Tips Puasa Tanpa Hipoglikemia bagi Penderita Diabetes
Editor: Satmoko Budi Santoso
JAKARTA – Bulan Ramadan, tentu menjadi suatu dorongan bagi para muslim untuk berpuasa. Tak terkecuali para penderita diabetes. Padahal, puasa akan mampu menimbulkan hipoglikemia bagi mereka. Tapi, dengan langkah yang tepat, penderita diabetes pun dapat puasa dengan tenang.
Pakar diabetes, Prof. Dr. dr. Sidartawan Soegondo, SpPD, KEMD, FINA, menjelaskan, hipoglikemia merupakan suatu kondisi dimana gula darah di bawah 70 miligram per desiliter (mg/dL).
“Jika seorang penderita diabetes terlalu banyak mengkonsumsi insulin atau obat diabetes, melewatkan makan atau berolahraga terlalu keras, biasanya hipoglikemia ini akan muncul,” kata Dr. Sidarta, saat Edukasi Media Diabetes and Ramadan oleh Novo Nordisk Indonesia di Jakarta, Kamis (9/5/2019).
Dr. Sidarta menguraikan ada beberapa gejala yang menunjukkan bahwa penderita diabetes mengalami hipoglikemia. Yaitu gemetar, bingung, pingsan, jantung berdebar-debar dan berkeringat.
“Gejala yang paling gampang itu adalah keringat dingin. Yang sampai basah gitu bajunya. Kalau sudah begini, harus langsung buka puasa, jangan bilang tanggung udah deket waktu buka. Karena jika sampai terjatuh, maka akan berisiko menyebabkan cidera,” urai Dr. Sidarta lebih lanjut.
Dalam kondisi yang lebih parah, hipoglikemia dapat menyebabkan kerusakan pada otak.
“Kalau sudah ada gejala, langsung buka dan mengkonsumsi gula pasir atau permen. Saya biasanya suka membagikan glucose tablet pada pasien saya, karena di Indonesia ini susah. Buat dibawa ke mana-mana. Karena yang namanya serangan hipoglikemia ini tidak bisa diprediksi kapan, jadi penting untuk bawa gula pasir atau permen di kantong,” ucap Dr. Sidarta.
Kondisi hipoglikemia ini, bisa juga terjadi pada penderita yang sedang tidur. Bisa terlihat pada kondisi sprei yang lembab karena keringat, mengalami mimpi buruk dan mengalami kondisi kelelahan, lekas marah atau kebingungan saat bangun tidur.
“Karena efeknya yang sangat besar pada otak, maka sangat penting untuk menjaga agar tidak terjadi hipoglikemia. Dengan cara bersiap-siap sebelum ramadan datang,” tegas Dr. Sidarta.

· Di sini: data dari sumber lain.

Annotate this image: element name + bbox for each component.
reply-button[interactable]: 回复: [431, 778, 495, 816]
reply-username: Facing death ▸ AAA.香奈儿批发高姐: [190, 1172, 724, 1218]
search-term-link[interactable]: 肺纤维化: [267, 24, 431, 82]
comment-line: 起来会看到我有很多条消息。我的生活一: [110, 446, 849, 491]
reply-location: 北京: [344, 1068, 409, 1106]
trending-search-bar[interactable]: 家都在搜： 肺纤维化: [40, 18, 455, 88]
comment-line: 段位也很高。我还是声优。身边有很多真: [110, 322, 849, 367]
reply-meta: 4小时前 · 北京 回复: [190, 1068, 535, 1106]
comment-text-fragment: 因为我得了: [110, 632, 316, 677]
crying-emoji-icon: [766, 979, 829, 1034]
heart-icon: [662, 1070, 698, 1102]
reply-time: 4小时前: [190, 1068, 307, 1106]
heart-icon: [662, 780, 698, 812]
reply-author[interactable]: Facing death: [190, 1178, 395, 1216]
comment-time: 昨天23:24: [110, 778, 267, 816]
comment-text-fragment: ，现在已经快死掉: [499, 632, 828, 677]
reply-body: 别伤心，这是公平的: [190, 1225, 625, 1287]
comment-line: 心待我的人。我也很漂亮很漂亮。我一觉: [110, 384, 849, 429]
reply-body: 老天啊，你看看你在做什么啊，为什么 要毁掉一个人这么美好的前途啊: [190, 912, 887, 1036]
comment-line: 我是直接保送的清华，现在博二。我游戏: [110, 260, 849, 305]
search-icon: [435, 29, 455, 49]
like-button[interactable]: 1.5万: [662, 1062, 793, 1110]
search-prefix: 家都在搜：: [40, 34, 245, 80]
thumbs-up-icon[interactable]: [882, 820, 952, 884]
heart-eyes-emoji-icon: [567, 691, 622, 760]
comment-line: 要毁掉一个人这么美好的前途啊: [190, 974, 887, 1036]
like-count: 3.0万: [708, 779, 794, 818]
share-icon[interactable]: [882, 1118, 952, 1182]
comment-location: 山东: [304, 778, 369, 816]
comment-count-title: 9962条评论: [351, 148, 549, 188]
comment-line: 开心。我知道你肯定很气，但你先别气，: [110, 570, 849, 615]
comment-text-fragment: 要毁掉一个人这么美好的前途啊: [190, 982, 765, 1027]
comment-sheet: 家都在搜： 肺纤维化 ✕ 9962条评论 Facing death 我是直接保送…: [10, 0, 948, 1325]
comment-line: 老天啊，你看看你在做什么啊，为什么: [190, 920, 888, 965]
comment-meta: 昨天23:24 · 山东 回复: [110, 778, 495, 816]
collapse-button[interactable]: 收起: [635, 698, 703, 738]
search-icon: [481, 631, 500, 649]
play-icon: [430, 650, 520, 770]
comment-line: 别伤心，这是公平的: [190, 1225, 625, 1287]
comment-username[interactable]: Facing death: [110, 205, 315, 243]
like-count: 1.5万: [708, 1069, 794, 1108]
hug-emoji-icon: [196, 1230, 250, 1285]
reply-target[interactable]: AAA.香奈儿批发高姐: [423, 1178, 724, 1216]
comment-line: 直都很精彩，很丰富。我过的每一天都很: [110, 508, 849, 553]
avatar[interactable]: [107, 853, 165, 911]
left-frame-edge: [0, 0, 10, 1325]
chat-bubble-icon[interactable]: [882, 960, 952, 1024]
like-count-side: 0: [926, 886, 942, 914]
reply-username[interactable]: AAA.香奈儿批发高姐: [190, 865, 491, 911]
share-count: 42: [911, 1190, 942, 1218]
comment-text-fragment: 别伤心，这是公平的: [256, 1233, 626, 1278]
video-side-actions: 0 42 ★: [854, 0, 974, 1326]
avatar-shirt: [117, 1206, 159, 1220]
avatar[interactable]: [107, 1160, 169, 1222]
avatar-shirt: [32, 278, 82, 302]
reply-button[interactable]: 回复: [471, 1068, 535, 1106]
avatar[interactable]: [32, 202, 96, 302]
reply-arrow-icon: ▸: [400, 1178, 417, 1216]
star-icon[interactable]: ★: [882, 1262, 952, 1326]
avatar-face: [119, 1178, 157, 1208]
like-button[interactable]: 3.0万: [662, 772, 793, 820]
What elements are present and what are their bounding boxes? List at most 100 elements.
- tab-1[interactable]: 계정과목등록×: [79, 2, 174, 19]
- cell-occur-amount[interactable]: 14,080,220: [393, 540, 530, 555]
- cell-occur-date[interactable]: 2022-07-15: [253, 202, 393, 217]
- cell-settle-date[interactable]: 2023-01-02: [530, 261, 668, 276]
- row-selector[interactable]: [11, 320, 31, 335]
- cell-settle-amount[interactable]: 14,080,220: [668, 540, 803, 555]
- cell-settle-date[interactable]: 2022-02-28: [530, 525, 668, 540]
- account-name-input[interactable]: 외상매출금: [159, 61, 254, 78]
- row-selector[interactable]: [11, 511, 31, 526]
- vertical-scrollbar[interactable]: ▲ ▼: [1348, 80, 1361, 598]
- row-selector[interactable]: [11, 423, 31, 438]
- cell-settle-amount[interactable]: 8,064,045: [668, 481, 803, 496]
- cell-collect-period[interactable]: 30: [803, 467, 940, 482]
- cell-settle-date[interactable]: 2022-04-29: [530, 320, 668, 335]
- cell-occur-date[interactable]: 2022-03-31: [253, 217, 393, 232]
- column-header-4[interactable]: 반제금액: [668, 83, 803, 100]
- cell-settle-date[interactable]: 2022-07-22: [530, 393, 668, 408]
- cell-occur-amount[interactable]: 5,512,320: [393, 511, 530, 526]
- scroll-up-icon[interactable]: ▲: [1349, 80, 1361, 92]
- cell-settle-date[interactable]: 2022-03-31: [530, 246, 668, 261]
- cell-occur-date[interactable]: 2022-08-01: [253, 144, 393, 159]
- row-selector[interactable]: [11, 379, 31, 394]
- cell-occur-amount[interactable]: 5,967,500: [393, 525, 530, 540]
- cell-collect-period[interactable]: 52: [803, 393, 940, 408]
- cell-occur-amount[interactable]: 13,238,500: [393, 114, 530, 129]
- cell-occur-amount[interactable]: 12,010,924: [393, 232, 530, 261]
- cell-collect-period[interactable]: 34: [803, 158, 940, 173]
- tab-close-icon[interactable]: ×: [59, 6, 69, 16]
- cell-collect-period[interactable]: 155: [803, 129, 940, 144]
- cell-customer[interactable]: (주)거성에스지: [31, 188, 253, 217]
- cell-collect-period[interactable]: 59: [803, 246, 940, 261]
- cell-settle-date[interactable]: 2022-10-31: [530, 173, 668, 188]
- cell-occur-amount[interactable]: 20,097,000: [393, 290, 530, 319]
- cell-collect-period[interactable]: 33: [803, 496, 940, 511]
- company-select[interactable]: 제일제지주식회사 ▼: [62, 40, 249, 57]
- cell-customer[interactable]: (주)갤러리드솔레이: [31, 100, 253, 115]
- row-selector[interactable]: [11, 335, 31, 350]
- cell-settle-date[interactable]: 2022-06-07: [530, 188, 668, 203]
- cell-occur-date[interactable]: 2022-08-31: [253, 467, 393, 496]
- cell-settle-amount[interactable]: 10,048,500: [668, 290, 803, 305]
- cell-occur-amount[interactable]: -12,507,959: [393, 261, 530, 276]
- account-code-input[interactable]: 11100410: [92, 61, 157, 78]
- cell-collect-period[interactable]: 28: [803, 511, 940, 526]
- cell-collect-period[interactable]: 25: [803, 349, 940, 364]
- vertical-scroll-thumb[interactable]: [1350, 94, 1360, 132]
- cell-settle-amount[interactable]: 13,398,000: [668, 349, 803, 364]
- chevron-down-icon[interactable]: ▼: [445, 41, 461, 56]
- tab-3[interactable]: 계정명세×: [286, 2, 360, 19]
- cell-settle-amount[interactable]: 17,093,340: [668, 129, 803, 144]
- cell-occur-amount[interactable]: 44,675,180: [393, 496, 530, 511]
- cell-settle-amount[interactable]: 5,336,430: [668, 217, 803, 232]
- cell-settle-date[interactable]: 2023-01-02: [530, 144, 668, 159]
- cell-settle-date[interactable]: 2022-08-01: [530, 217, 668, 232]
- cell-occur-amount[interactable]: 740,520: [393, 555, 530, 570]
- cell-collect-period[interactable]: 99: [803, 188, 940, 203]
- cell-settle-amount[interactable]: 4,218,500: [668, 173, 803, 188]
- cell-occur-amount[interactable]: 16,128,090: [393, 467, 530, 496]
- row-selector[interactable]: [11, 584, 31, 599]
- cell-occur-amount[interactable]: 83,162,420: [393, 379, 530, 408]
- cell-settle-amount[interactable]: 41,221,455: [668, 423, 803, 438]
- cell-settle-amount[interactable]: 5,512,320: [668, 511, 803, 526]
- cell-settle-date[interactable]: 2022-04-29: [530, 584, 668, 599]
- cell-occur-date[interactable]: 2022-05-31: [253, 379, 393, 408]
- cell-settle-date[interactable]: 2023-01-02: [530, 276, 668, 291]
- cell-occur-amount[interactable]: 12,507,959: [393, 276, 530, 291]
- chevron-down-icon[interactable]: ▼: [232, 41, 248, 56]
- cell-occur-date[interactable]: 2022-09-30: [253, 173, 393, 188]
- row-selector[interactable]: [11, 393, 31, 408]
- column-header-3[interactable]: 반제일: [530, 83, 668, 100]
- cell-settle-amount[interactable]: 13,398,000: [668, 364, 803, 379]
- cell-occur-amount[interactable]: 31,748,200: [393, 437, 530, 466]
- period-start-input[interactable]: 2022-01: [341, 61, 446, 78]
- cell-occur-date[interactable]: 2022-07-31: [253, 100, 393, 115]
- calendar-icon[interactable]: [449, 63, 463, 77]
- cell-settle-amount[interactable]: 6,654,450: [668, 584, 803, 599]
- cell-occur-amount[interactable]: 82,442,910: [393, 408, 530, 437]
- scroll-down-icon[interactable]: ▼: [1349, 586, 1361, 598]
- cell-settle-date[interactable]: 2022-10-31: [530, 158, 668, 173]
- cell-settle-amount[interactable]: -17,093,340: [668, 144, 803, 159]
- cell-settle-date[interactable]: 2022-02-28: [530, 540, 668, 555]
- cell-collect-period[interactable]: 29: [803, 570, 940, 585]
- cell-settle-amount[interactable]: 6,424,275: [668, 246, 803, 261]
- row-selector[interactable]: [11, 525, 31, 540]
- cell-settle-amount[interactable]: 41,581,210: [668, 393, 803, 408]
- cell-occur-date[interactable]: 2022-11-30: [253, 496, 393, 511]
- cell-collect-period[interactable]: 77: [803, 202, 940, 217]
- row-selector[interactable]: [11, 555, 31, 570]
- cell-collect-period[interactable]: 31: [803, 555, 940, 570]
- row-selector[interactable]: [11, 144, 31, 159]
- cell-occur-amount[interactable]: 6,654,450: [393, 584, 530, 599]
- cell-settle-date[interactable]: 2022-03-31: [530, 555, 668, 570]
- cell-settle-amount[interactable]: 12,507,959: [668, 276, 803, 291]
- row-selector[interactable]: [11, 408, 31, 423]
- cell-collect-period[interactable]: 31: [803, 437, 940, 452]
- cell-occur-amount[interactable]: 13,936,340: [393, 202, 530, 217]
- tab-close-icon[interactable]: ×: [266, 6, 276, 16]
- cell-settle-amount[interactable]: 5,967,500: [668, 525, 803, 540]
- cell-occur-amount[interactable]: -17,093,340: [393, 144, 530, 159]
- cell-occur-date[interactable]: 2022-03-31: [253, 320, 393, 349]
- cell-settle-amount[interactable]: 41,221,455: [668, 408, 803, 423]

Penderita diabetes wajib untuk mengunjungi dokter yang merawatnya untuk melakukan pre-assesment, guna menentukan apakah aman atau tidak dirinya melakukan puasa.
“Para penderita bisa berkonsultasi terkait dengan pengaturan konsumsi obat, lalu juga mendiskusikan terkait pengecekan gula darah. Dan juga meminta makanan atau minuman apa yang paling tepat saat sahur dan berbuka,” ujar Dr. Sidarta.
Salah satu pengaturan yang dapat dilakukan misalnya, penggunaan dosis insulin, setengah dari dosis biasa pada waktu sahur dan dosis normal pada buka puasa.
“Sebagai contoh, kadar insulin yang dibutuhkan tiap penderita itu kan beda. Jadi bisa didiskusikan berapa yang harus dikonsumsi saat ramadan,” pungkas Dr. Sidarta.